Assign figures into variables, then orangize multiple figures using plot_grid

library(cowplot)

wage_hist <- ggplot(CPS85_clean,aes(x = wage, y = ..density..)) +
  geom_histogram(fill = "darkorange", color = "black", bins = 10) + 
  geom_density(color = 'steelblue', size = 1.1) + 
  facet_wrap(~sex) + 
  labs(title = "Wage distribution by gender") +
  theme_bw() +  # add a theme
  theme(plot.title = element_text(hjust = 0.5),   
        plot.subtitle = element_text(hjust = 0.5)) 

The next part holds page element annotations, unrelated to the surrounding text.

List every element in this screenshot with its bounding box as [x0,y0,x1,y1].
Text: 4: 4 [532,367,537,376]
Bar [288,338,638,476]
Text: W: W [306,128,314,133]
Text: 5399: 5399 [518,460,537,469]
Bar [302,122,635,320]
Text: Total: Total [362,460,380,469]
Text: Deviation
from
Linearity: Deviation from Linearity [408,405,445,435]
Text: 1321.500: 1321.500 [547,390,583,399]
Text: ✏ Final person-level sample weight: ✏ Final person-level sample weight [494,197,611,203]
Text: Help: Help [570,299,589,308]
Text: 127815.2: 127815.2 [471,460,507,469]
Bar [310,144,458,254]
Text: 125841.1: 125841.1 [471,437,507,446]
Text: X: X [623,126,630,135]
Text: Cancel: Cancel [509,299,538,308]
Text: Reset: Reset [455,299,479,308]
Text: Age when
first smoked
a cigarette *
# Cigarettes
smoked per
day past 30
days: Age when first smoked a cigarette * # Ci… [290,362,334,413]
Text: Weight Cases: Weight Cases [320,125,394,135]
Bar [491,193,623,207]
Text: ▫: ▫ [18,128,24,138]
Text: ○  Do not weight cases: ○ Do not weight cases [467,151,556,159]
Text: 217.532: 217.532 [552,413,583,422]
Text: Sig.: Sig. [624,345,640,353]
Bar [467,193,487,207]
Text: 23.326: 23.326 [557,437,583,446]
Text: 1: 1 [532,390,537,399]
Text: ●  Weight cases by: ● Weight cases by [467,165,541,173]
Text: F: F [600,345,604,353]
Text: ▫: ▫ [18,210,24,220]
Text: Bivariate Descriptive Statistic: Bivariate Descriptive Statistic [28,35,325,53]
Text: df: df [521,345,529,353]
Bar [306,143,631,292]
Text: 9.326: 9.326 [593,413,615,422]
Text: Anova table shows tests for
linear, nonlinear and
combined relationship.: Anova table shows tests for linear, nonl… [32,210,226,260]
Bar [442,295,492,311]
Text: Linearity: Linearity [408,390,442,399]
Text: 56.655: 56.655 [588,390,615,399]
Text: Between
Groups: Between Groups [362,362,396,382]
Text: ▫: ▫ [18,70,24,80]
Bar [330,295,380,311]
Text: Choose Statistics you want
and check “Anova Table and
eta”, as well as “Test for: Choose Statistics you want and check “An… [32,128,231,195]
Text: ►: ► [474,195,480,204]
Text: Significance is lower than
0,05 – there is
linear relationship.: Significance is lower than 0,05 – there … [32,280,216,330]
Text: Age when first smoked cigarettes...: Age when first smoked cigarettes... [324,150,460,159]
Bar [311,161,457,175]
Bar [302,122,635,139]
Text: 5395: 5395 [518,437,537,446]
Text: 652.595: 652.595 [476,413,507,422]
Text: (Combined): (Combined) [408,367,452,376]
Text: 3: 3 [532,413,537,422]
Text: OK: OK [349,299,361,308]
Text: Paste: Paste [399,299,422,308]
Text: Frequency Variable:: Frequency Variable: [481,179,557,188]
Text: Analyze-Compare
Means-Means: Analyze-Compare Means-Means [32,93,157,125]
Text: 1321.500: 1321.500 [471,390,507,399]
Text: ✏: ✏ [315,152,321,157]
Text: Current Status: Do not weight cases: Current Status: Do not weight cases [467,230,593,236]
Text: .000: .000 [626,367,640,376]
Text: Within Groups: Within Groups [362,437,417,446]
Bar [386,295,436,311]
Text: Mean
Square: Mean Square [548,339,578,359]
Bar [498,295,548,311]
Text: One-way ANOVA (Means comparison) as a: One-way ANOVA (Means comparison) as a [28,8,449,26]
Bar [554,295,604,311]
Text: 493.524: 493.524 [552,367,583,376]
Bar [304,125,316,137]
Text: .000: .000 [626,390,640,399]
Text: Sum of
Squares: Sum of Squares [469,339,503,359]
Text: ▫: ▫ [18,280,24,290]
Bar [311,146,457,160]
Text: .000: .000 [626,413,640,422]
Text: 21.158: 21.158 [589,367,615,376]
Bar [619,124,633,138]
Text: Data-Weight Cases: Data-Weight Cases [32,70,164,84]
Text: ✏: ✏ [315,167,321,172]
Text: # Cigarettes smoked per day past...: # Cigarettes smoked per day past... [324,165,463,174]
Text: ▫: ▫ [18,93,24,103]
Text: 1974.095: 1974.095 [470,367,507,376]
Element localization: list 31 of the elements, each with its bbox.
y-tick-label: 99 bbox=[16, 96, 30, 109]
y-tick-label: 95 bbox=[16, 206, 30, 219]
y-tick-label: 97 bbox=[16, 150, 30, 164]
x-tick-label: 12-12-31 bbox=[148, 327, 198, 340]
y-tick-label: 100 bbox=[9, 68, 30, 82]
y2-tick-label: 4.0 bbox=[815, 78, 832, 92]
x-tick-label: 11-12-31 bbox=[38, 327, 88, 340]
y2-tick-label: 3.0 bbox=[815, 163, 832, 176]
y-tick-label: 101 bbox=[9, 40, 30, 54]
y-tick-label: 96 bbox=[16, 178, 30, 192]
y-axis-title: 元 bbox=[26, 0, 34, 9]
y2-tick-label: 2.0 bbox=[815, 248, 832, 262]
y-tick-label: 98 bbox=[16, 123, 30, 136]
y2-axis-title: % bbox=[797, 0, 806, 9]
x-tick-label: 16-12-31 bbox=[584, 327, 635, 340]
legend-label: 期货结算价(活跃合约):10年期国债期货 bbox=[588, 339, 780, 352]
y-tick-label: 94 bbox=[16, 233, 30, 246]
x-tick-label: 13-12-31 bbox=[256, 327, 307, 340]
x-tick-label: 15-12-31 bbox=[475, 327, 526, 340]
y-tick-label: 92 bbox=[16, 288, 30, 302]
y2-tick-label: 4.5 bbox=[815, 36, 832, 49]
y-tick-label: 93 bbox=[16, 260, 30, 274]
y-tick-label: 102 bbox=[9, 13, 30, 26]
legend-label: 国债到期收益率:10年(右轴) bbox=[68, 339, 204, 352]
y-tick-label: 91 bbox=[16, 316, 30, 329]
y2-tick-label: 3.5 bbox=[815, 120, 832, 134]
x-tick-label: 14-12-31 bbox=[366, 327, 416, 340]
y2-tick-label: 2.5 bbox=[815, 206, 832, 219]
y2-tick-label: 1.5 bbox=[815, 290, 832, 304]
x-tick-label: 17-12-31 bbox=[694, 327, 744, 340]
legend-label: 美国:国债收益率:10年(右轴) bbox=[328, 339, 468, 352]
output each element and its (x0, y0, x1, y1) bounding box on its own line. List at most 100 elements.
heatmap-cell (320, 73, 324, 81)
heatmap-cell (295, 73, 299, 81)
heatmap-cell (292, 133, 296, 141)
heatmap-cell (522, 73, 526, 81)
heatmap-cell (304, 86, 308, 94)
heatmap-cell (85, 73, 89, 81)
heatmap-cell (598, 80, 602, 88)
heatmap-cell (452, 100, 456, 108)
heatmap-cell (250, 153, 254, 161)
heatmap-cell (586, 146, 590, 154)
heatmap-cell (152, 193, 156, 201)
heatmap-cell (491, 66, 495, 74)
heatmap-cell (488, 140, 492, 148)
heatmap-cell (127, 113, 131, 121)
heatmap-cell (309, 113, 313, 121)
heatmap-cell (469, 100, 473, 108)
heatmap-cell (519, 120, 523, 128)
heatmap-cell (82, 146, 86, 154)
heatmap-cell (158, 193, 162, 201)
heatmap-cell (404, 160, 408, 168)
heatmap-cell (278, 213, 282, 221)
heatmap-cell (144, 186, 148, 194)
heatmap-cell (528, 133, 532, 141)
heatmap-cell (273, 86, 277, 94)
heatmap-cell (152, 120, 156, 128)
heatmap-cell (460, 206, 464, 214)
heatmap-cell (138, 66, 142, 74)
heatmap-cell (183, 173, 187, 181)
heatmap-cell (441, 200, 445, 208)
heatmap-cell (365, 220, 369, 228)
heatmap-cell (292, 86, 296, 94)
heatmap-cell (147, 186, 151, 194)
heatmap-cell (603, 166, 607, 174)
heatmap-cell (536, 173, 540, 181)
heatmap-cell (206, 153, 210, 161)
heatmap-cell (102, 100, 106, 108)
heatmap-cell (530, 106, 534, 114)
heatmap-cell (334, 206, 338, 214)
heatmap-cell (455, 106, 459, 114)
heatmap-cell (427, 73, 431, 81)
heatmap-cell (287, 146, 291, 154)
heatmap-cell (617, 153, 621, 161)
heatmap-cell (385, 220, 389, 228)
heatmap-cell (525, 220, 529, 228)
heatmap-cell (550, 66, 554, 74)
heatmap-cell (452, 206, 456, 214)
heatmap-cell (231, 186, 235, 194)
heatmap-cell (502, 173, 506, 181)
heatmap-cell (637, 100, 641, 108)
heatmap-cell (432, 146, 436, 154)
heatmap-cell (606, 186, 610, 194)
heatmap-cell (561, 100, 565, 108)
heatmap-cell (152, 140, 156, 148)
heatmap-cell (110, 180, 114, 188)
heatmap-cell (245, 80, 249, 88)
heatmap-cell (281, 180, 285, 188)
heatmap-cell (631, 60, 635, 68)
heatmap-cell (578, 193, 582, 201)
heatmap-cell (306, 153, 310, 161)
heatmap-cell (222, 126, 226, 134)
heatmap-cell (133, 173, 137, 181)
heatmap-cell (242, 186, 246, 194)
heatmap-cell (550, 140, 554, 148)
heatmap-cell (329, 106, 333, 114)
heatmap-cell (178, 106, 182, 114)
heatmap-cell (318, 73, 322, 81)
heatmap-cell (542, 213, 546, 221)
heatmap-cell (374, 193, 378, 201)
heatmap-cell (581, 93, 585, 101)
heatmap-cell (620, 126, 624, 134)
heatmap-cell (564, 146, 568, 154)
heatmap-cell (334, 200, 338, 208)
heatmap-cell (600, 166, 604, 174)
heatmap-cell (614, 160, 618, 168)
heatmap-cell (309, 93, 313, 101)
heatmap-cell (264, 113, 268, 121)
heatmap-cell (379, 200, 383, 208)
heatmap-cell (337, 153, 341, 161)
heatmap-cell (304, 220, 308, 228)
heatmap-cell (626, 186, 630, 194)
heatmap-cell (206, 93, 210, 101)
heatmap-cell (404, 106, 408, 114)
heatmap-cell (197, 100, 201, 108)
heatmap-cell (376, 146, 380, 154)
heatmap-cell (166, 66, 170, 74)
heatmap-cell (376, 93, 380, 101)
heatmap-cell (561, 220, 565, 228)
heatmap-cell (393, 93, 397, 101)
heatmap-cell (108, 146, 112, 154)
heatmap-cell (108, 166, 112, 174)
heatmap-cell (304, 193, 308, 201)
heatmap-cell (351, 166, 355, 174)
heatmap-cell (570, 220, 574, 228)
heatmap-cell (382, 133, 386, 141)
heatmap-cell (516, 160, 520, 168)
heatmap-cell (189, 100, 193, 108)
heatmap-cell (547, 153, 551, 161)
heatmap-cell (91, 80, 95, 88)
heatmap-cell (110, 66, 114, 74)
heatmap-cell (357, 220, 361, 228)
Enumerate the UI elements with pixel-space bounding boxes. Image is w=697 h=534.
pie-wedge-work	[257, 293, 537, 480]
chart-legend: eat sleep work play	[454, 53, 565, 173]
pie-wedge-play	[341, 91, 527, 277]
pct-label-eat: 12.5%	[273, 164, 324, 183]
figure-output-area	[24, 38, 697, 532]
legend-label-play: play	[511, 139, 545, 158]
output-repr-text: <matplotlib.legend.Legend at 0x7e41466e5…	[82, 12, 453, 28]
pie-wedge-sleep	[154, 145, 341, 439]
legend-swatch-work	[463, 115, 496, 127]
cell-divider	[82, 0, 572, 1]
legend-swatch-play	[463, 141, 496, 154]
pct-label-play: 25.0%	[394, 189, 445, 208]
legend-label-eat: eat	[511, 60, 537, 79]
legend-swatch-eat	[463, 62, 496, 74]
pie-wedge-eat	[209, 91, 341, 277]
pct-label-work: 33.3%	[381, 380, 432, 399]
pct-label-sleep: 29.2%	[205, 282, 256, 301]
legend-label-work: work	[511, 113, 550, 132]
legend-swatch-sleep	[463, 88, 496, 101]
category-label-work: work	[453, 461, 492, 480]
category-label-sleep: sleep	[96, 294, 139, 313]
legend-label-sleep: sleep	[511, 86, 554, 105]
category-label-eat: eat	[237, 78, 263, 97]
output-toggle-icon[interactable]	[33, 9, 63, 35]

wage_age_plot <- ggplot(CPS85_clean,
       aes(x = age, 
           y = wage, 
           color = sex)) +
  geom_point() + 
  geom_smooth(method = "lm") + 
  scale_x_continuous(breaks = seq(18, 64, 5)) + 
  labs(title = "Associations between Wage and age") +
  theme_light() +  # add a theme
  theme(plot.title = element_text(hjust = 0.5),   
        plot.subtitle = element_text(hjust = 0.5)) 

plot_grid(wage_hist, wage_age_plot)

Yes, you can customize EVERYTHING!

ggplot gives you the flexibility to customize almost everything. Data visualization is an art, but also it’s an important way of communication. Therefore, even if I would like to spend hours on finding the perfect color combination, increase the clarity and interpretability of your data should always be your priority. So, before deciding the colors, you may want to make sure the color palettes you use have sufficient contrast and are color-blind friendly.

A good reference for customizing ggplot

A guide for finding color blind friendly colors

Minihacks

The minihacks today are intentionally very open-ended. Get as creative as you want!

Data visualization is a great way to uncover stories in the data that would be difficult to notice by just looking at the numbers. See what stories you can uncover by exploring individual variables and their relationships with each other.

load the SaratogaHouses dataset from the mosaicData package

data(SaratogaHouses, package="mosaicData")

1a. Create visualizations for the heating variable and the livingArea variable. Add as many customization features as you want (e.g., color, labels, text settings, themes, etc.).

1b. Bonus: Can you find a way to highlight the most commont heating pattern and mark the average living area on the figure?

2a. Create visualizations to demonstrate whether newly constructed houses have different heating patterns or not.

2b. Create a histogram on price with different colors representing different fuel type.

2c. Create visualizations to demonstrate whether the age of houses differs by fuel type

3a. Create visualizations to demonstrate the association between age of the houses and price?

3b. Create visualizations to demonstrate whether the association between age of the houses and price depend on the waterfront and centralAir of the house?